Similarly in Canada, licensing requirements vary significantly across provinces and encompass the following: (1) four provinces with no licensure requirements to conduct telehealth visits, (2) four provinces waiving licensure only in the context of emergency healthcare, (3) four provinces requiring licensure, and (4) one province with unspecified licensing requirements. The Federation of Medical Regulatory Authorities of Canada is currently working on the development of interjurisdictional licensure for the practice of telehealth. Therefore, jurisdiction of interprovincial use of telehealth for clinical research visits in Canada is still not defined. In contrast, in countries such as Australia and the UK, where medical licensure is regulated by a national board, these challenges are nonexistent. However, Australian regulations recommend recording patient consent, potential confidentiality breach, and inability to fully examine the patient when utilizing telehealth4. Interestingly, in Israel, licenses are regulated nationally, however, further guidelines allow providers with global private professional insurance coverage to administer telehealth visits internationally4.

In the US, the disparate interpretations of licensure requirements across states pose additional hurdles for navigating legal risk. Thus, providers involved with research and clinical practice are advised to consult with their malpractice insurance policies regarding potential variances in coverage for visits conducted via telehealth.

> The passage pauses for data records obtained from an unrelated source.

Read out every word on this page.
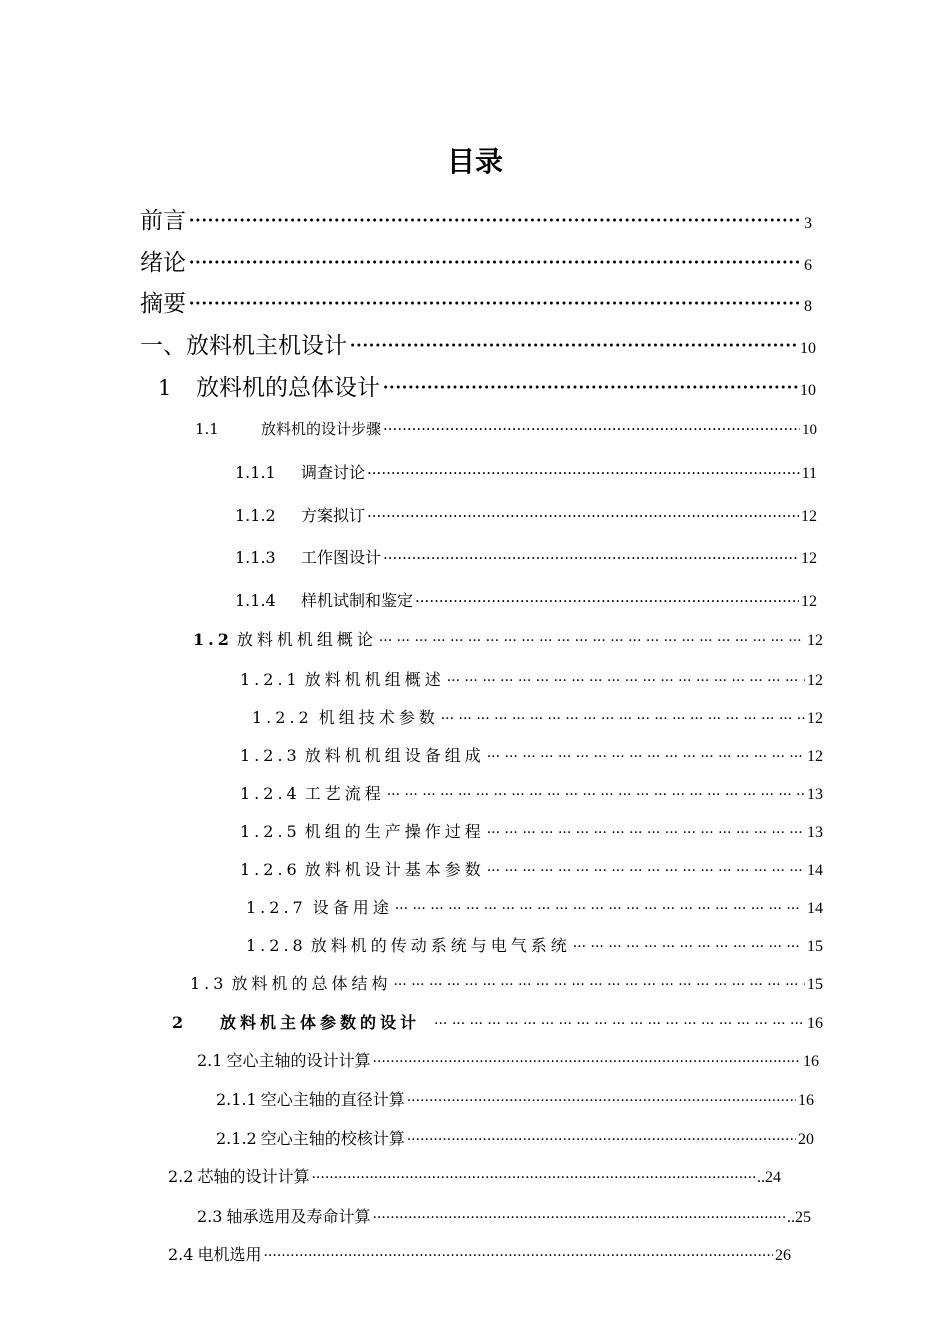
目录
前言 ·····	3
绪论 ·····	6
摘要 ·····	8
一、放料机主机设计 ·····	10
1	放料机的总体设计 ·····	10
1.1	放料机的设计步骤 ·····	10
1.1.1	调查讨论 ·····	11
1.1.2	方案拟订 ·····	12
1.1.3	工作图设计 ·····	12
1.1.4	样机试制和鉴定 ·····	12
1.2 放料机机组概论 ··· ·	12
1.2.1 放料机机组概述 ··· ·	12
1.2.2 机组技术参数 ··· ·	12
1.2.3 放料机机组设备组成 ··· ·	12
1.2.4 工艺流程 ··· ·	13
1.2.5 机组的生产操作过程 ··· ·	13
1.2.6 放料机设计基本参数 ··· ·	14
1.2.7 设备用途 ··· ·	14
1.2.8 放料机的传动系统与电气系统 ··· ·	15
1.3 放料机的总体结构 ··· ·	15
2	放料机主体参数的设计 ··· ·	16
2.1 空心主轴的设计计算 ·····	16
2.1.1 空心主轴的直径计算 ·····	16
2.1.2 空心主轴的校核计算 ·····	20
2.2 芯轴的设计计算 ·····	..24
2.3 轴承选用及寿命计算 ·····	..25
2.4 电机选用 ·····	26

Challenges with reaching disadvantaged populations through telehealth

Despite the benefits of reducing participant travel burden, expanded outreach to areas with limited access to health institutions, maximizing safety, and reducing clinic costs (personal protective equipment, sanitization, clinic space: exam room and waiting room, etc.), telehealth equally poses challenges for reaching less technology proficient aging populations and underrepresented minority populations. A 2016 study by the Federal Communications Commission found 39% of Americans in rural areas lacked access to broadband speeds considered “adequate” for “high-quality voice, data, graphics, and video offerings” which they defined as 25 Mps download and 3 Mps upload speed3,5. The recent Parkinson’s Foundation survey indicates these challenges may further be augmented by low socioeconomic or educational status1. Previous studies have reported that on average, a telemedicine visit could save a participant as much as 3 h of time and 100 miles of travel per visit6,7. In the STEADY PD III trial, remote assessments shortened the visit time by about 2 h compared to in-person visits (54 vs 190 min)2. While access to transportation is a major limitation circumvented through telehealth, underserved populations also may lack access to technology (devices and connectivity) and have lower technological literacy. At least 20% of households in the US have been reported to lack broadband access at home or have no access to a smartphone6. Despite having access to broadband, the feasibility of a telehealth visit is heavily dependent on the speed and quality of the connection. Furthermore, many of these populations may also be susceptible to evolving concerns regarding confidentiality, privacy, and trust.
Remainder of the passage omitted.